By Bob Mackin | Prince George Citizen
Judge Michael Brecknell sentenced a 23-year-old woman Nov. 28 to another 50 days in jail for stabbing a man at the front desk of the Mark’s Place Shelter in Prince George last New Year’s Day.
The official Provincial Court sentence for Shenoa Rose Thomas is 18 months in jail and 18 months probation for assault with a weapon and breach of probation. Crown, which wanted a two-year sentence, stayed the charge of assault causing bodily harm.
However, Thomas had already spent 331 days in custody, which qualified her for the time-and-a-half credit of 497 days. That left 50 days to serve.
Brecknell said the law required him to consider the least-onerous form of punishment, particularly as it applies to an Indigenous offender like Thomas.
“But I also have to keep in mind that Thomas’s history suggests that she just does not accept that she has to operate within norms of society,” Brecknell said.
Thomas had been asked by the man working at the front desk, a refugee from Nigeria, to leave because she had broken the rules by smoking in her room. Thomas left, but returned a few hours later with a knife that she concealed. She proceeded to stab the man in the top of the shoulder. Luckily, his quick reaction left him with a minor injury.
Brecknell said Thomas has a criminal record dating back to 2017 with numerous assaults, arsons and attempted robberies. But she also has cognitive difficulties and is a significant abuser of substances. An expert assessment deemed her a high risk to reoffend.
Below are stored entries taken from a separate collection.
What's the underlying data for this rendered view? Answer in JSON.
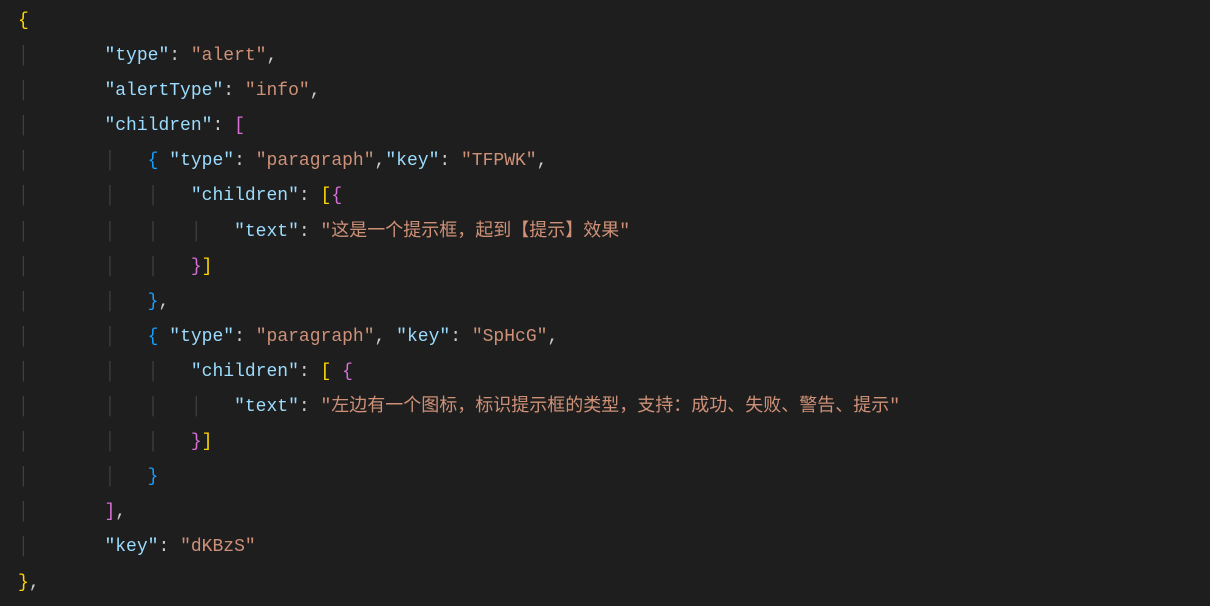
{
  "code": {
    "keys": {
      "type": "\"type\"",
      "alertType": "\"alertType\"",
      "children": "\"children\"",
      "key": "\"key\"",
      "text": "\"text\""
    },
    "strings": {
      "alert": "\"alert\"",
      "info": "\"info\"",
      "paragraph": "\"paragraph\"",
      "tfpwk": "\"TFPWK\"",
      "text1": "\"这是一个提示框，起到【提示】效果\"",
      "sphcg": "\"SpHcG\"",
      "text2": "\"左边有一个图标，标识提示框的类型，支持：成功、失败、警告、提示\"",
      "dkbzs": "\"dKBzS\""
    },
    "tokens": {
      "lbrace": "{",
      "rbrace": "}",
      "lbrack": "[",
      "rbrack": "]",
      "colon": ":",
      "comma": ",",
      "sp": " "
    }
  }
}
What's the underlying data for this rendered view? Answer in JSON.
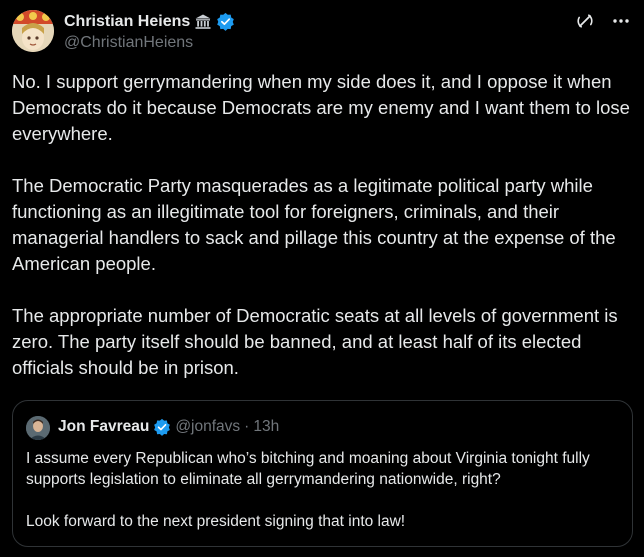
{
  "post": {
    "author": {
      "name": "Christian Heiens",
      "handle": "@ChristianHeiens"
    },
    "paragraphs": [
      "No. I support gerrymandering when my side does it, and I oppose it when Democrats do it because Democrats are my enemy and I want them to lose everywhere.",
      "The Democratic Party masquerades as a legitimate political party while functioning as an illegitimate tool for foreigners, criminals, and their managerial handlers to sack and pillage this country at the expense of the American people.",
      "The appropriate number of Democratic seats at all levels of government is zero. The party itself should be banned, and at least half of its elected officials should be in prison."
    ]
  },
  "quote": {
    "author": {
      "name": "Jon Favreau",
      "handle": "@jonfavs",
      "separator": "·",
      "time": "13h"
    },
    "paragraphs": [
      "I assume every Republican who’s bitching and moaning about Virginia tonight fully supports legislation to eliminate all gerrymandering nationwide, right?",
      "Look forward to the next president signing that into law!"
    ]
  },
  "icons": {
    "government_badge": "classical-building-icon",
    "verified_badge": "verified-badge-icon",
    "grok": "grok-icon",
    "more": "more-options-icon"
  },
  "colors": {
    "background": "#000000",
    "text_primary": "#e7e9ea",
    "text_secondary": "#71767b",
    "verified_blue": "#1d9bf0",
    "border": "#2f3336"
  }
}
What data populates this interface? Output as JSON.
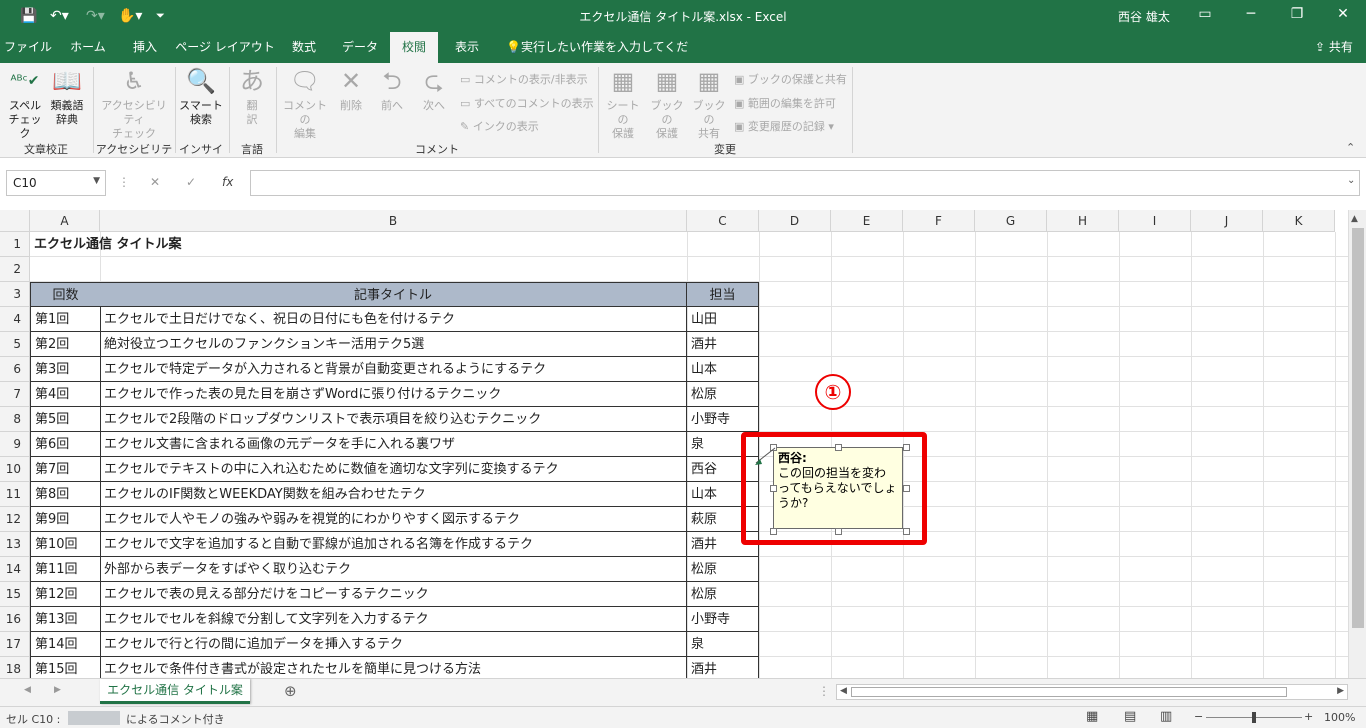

Brecknell said that 50 days should be a sufficient time to wait for a vacancy to enter the Red Fish Healing Centre for Mental Health and Addiction in Coquitlam, on the grounds of the former Riverview asylum campus.
When Thomas pleaded guilty on July 29, court heard that she had used heroin and crystal meth at age 12. While in Colony Farm in Port Coquitlam for a mental fitness assessment in 2024, she attacked and assaulted two female psychiatric nurses, one of whom was pregnant.